Until recently these scientists did not realise that BCM7 was released only from A1 beta-casein and not from A2 beta-casein. This is understandable because, as neuroscientists, they did not read the literature on dairy genetics and the ways in which some cows differ from others. So their advice has been, at least until recently, that autistics should consider a diet free of milk. However, there are now at least three different groups of biochemists (including Fonterra’s own scientists) who have found that BCM7 is released because of a biochemical feature of A1 beta-casein that is different to A2 beta-casein. So the argument in favour of A2 milk for autistic children comes from linking these separate strands of research.

To the best of my knowledge there have been no trials specifically investigating A2 milk and autism apart from an abandoned trial by Fonterra (and about which I will say more later in this chapter). Instead, research has been focusing directly on the milk devil, BCM7, and similar peptides derived from gluten. However, many parents of autistic children, particularly in Australia where A2 milk has become widely available, are saying that their children’s autistic symptoms diminish when their milk intake is restricted to A2. In Britain it is not possible to get certified A2 milk but some parents have been using Guernsey milk, which is very low in A1 beta-casein.

There is also some epidemiological evidence that provides interesting support. Intriguingly, this evidence comes from a patent application by Fonterra, in which they claimed that deaths from mental-health problems were much higher in countries that had high intakes of A1 beta-casein. Subsequently Fonterra abandoned the patent application. This in itself is intriguing and provides a story that I will outline later in this chapter.

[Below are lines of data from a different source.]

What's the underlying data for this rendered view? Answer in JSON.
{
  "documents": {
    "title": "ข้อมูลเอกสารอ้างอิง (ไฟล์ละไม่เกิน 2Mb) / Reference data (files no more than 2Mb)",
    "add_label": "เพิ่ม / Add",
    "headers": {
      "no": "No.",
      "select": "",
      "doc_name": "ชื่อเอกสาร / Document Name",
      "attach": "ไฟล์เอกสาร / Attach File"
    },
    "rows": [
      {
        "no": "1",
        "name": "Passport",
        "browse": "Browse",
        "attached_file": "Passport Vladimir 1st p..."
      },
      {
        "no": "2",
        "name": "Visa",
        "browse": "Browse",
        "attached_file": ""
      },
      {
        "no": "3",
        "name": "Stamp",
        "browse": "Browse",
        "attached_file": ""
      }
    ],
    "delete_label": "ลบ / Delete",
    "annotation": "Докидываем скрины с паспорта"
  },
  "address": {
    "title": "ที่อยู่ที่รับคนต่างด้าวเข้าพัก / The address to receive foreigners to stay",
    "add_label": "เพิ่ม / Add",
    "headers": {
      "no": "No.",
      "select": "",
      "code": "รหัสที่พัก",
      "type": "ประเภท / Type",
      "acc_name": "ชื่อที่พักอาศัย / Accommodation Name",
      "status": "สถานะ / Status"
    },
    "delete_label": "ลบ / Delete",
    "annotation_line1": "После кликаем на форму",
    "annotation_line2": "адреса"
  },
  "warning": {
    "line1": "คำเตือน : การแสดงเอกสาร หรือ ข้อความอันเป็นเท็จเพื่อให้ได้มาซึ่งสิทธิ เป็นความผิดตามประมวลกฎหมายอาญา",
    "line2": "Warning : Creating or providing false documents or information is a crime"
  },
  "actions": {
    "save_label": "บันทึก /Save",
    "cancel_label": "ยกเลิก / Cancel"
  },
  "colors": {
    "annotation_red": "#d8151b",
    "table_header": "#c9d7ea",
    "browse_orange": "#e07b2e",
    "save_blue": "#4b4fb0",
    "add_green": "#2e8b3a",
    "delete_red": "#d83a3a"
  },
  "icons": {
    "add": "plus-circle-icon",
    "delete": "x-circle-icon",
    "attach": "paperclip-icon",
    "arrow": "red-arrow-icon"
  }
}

The first person to suggest that autism might be linked to opioids was the scientist J.A. Panksepp in a paper published in 1979 in the journal Trends in Neuroscience. Then in 1981 Kalle Reichelt and colleagues proposed that these opioids were coming from the incomplete breakdown of certain foods, in particular those containing gluten and casein. Subsequently, the evidence has slowly accumulated that many autistic people do indeed have large quantities of opioids in their blood and urine. There is also evidence that a high proportion of children with autism suffer from increased permeability of the gut wall, and this is a key to explaining what is going on.